According to our analysis, more than half of the top 100 polluters (57) have increased their emissions since 2012. This is almost the same number if we compare 2019 to 2021 (58).

The impact of the 100 biggest polluters is not negligible since they represent approximately 85% of all industrial GHGs and a quarter of those of all of Quebec.< /p>

The CAQ government promises a 54% reduction in GHGs compared to the 1990 threshold (all sectors combined). But so far, the reduction has only been 2.6%.

Funded by Quebec

Several factories in the top 100 have received significant sums from the Green Fund, now called the Electrification and Climate Change Fund.

The McInnis cement plant alone emits 1.4 Mt and is now comfortably at the top of the biggest polluters, since 2020. The plant will continue to increase its emissions by 2027 when it is at full capacity.

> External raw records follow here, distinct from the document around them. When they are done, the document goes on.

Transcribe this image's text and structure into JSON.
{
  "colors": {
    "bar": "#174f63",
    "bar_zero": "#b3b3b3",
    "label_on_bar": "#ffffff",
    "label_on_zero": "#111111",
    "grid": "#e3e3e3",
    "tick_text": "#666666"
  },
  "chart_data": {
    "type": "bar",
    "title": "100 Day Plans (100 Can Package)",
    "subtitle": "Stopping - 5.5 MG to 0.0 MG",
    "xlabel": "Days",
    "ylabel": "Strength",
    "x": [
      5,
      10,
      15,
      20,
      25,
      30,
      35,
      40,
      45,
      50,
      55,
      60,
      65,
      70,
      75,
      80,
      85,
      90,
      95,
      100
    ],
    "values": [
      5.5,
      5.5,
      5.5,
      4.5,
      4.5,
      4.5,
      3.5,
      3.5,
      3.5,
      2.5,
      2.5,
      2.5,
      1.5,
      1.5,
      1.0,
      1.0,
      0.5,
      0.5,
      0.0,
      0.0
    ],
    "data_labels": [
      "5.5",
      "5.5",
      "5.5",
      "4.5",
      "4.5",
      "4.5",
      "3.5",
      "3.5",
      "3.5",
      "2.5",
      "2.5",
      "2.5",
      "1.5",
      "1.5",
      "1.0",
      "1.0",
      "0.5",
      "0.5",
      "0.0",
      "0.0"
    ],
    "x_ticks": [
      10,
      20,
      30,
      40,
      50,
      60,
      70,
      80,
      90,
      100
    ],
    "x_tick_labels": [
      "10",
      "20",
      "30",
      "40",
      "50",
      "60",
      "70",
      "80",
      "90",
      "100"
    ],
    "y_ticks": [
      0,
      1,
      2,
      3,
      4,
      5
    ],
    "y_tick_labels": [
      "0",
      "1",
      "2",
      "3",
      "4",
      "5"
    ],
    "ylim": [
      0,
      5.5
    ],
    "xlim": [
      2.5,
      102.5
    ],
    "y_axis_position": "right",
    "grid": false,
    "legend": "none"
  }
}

The Port-Daniel plant in Gaspésie, now operated by Ciment St-Marys, which belongs to the Brazilian giant Votorantim, received $25,000 from the Electrification Fund in 2020-2021. The grant funded 30% of the cost of designing and installing 10 electric car charging stations at the factory.

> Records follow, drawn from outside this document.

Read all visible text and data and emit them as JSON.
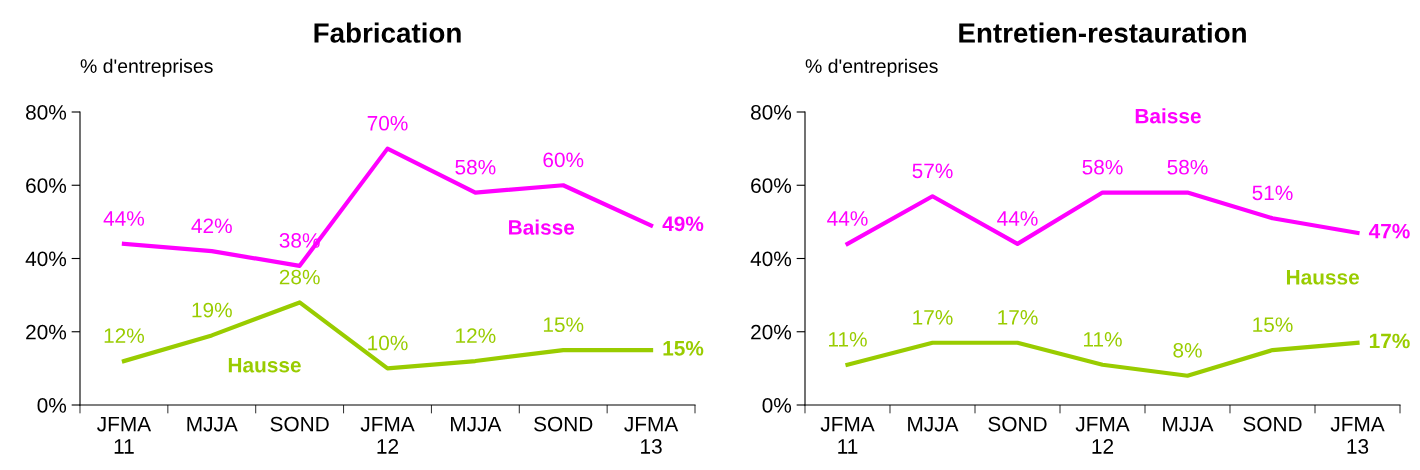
{
  "chart_data": [
    {
      "type": "line",
      "title": "Fabrication",
      "ylabel": "% d'entreprises",
      "categories": [
        "JFMA\n11",
        "MJJA",
        "SOND",
        "JFMA\n12",
        "MJJA",
        "SOND",
        "JFMA\n13"
      ],
      "ylim": [
        0,
        80
      ],
      "yticks": [
        {
          "value": 0,
          "label": "0%"
        },
        {
          "value": 20,
          "label": "20%"
        },
        {
          "value": 40,
          "label": "40%"
        },
        {
          "value": 60,
          "label": "60%"
        },
        {
          "value": 80,
          "label": "80%"
        }
      ],
      "grid": false,
      "legend": false,
      "marker": "none",
      "line_style": "solid",
      "series": [
        {
          "name": "Baisse",
          "color": "#ff00ff",
          "values": [
            44,
            42,
            38,
            70,
            58,
            60,
            49
          ],
          "value_labels": [
            "44%",
            "42%",
            "38%",
            "70%",
            "58%",
            "60%",
            "49%"
          ]
        },
        {
          "name": "Hausse",
          "color": "#99cc00",
          "values": [
            12,
            19,
            28,
            10,
            12,
            15,
            15
          ],
          "value_labels": [
            "12%",
            "19%",
            "28%",
            "10%",
            "12%",
            "15%",
            "15%"
          ]
        }
      ]
    },
    {
      "type": "line",
      "title": "Entretien-restauration",
      "ylabel": "% d'entreprises",
      "categories": [
        "JFMA\n11",
        "MJJA",
        "SOND",
        "JFMA\n12",
        "MJJA",
        "SOND",
        "JFMA\n13"
      ],
      "ylim": [
        0,
        80
      ],
      "yticks": [
        {
          "value": 0,
          "label": "0%"
        },
        {
          "value": 20,
          "label": "20%"
        },
        {
          "value": 40,
          "label": "40%"
        },
        {
          "value": 60,
          "label": "60%"
        },
        {
          "value": 80,
          "label": "80%"
        }
      ],
      "grid": false,
      "legend": false,
      "marker": "none",
      "line_style": "solid",
      "series": [
        {
          "name": "Baisse",
          "color": "#ff00ff",
          "values": [
            44,
            57,
            44,
            58,
            58,
            51,
            47
          ],
          "value_labels": [
            "44%",
            "57%",
            "44%",
            "58%",
            "58%",
            "51%",
            "47%"
          ]
        },
        {
          "name": "Hausse",
          "color": "#99cc00",
          "values": [
            11,
            17,
            17,
            11,
            8,
            15,
            17
          ],
          "value_labels": [
            "11%",
            "17%",
            "17%",
            "11%",
            "8%",
            "15%",
            "17%"
          ]
        }
      ]
    }
  ]
}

“The remaining 70% of the project was funded by the factory says company spokesperson Christopher Mason.

The grant application was made by the former administration. However, in 2016, the former CEO Christian Gagnon had assured that the cement plant was not going to dip into this Fund. The Port-Daniel plant then multiplied the green promises to promote the social acceptability of the polluting project.

Reductions to come

We also find, in the top 10, Aluminerie Alouette, the 3rd biggest polluter, which emits almost 8% more GHG than in 2012. This result is explained in particular by an increase in production, but also by a method more precise analysis and calculation of GHGs, says Julie Salesse, Environment Director at Alouette.

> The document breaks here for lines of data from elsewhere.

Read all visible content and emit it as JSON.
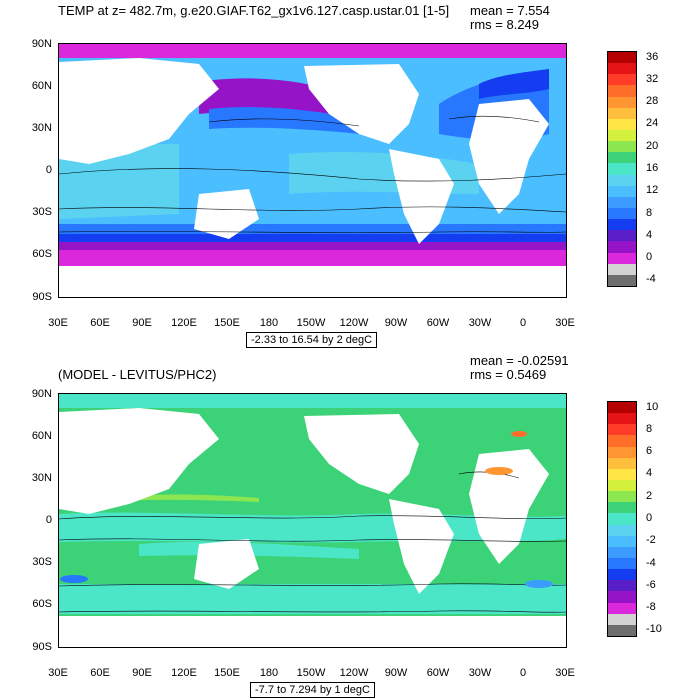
{
  "top": {
    "title": "TEMP at z= 482.7m, g.e20.GIAF.T62_gx1v6.127.casp.ustar.01 [1-5]",
    "mean": "mean = 7.554",
    "rms": "rms = 8.249",
    "range_label": "-2.33 to 16.54 by 2 degC",
    "colorbar_labels": [
      "36",
      "32",
      "28",
      "24",
      "20",
      "16",
      "12",
      "8",
      "4",
      "0",
      "-4"
    ],
    "colorbar_colors": [
      "#b40000",
      "#e41414",
      "#ff3c28",
      "#ff6e28",
      "#ff9632",
      "#ffbe3c",
      "#ffe646",
      "#d2f03c",
      "#8ce650",
      "#3cd278",
      "#4be6c8",
      "#5ad2f0",
      "#4bbeff",
      "#3c9bff",
      "#2878ff",
      "#143cf0",
      "#5a1ec8",
      "#9614c8",
      "#dc28dc",
      "#d2d2d2",
      "#6e6e6e"
    ]
  },
  "bottom": {
    "title": "(MODEL - LEVITUS/PHC2)",
    "mean": "mean = -0.02591",
    "rms": "rms = 0.5469",
    "range_label": "-7.7 to 7.294 by 1 degC",
    "colorbar_labels": [
      "10",
      "8",
      "6",
      "4",
      "2",
      "0",
      "-2",
      "-4",
      "-6",
      "-8",
      "-10"
    ],
    "colorbar_colors": [
      "#b40000",
      "#e41414",
      "#ff3c28",
      "#ff6e28",
      "#ff9632",
      "#ffbe3c",
      "#ffe646",
      "#d2f03c",
      "#8ce650",
      "#3cd278",
      "#4be6c8",
      "#5ad2f0",
      "#4bbeff",
      "#3c9bff",
      "#2878ff",
      "#143cf0",
      "#5a1ec8",
      "#9614c8",
      "#dc28dc",
      "#d2d2d2",
      "#6e6e6e"
    ]
  },
  "lat_labels": [
    "90N",
    "60N",
    "30N",
    "0",
    "30S",
    "60S",
    "90S"
  ],
  "lon_labels": [
    "30E",
    "60E",
    "90E",
    "120E",
    "150E",
    "180",
    "150W",
    "120W",
    "90W",
    "60W",
    "30W",
    "0",
    "30E"
  ],
  "colors": {
    "land": "#ffffff",
    "top_ocean_main": "#4bbeff",
    "top_ocean_deep": "#2878ff",
    "top_ocean_light": "#5ad2f0",
    "top_polar": "#dc28dc",
    "top_purple": "#9614c8",
    "top_blue": "#143cf0",
    "bot_ocean_main": "#3cd278",
    "bot_ocean_cyan": "#4be6c8",
    "bot_light_green": "#8ce650"
  }
}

Since 2020, the Sept-Îles plant has received $15.7 million from the Fund through the ÉcoPerformance program (Québec Energy Transition) to convert its anode baking furnaces to liquefied natural gas, which should enable it to reduce its emissions by 18,000 tonnes of GHGs per year. The total value of the project is more than $23 million, says Marie-Claude Guimond, director of communications for the smelter. GHG reductions are expected to start showing partially in the balance sheet in 2022, then fully in 2023.

Previously, the company's cooking ovens ran on oil and natural gas was not, until then, present in the industries of the Côte-Nord. “It makes Alouette a pioneer and it opens the door to different possibilities,” explains Ms. Guimond.

The company is committed to being carbon neutral by 2050.

Among the other major polluters, we find, in 10th place, Ciment Québec in Saint-Basile in the Portneuf region. It has increased its GHGs by nearly 34% compared to 2012.

In April, the cement plant received $22.5 million from the Fund for a new less polluting grinding workshop. It should be operational at the beginning of 2024 and promises to reduce 66,200 tonnes of GHGs per year. Ciment Québec did not respond to our interview request.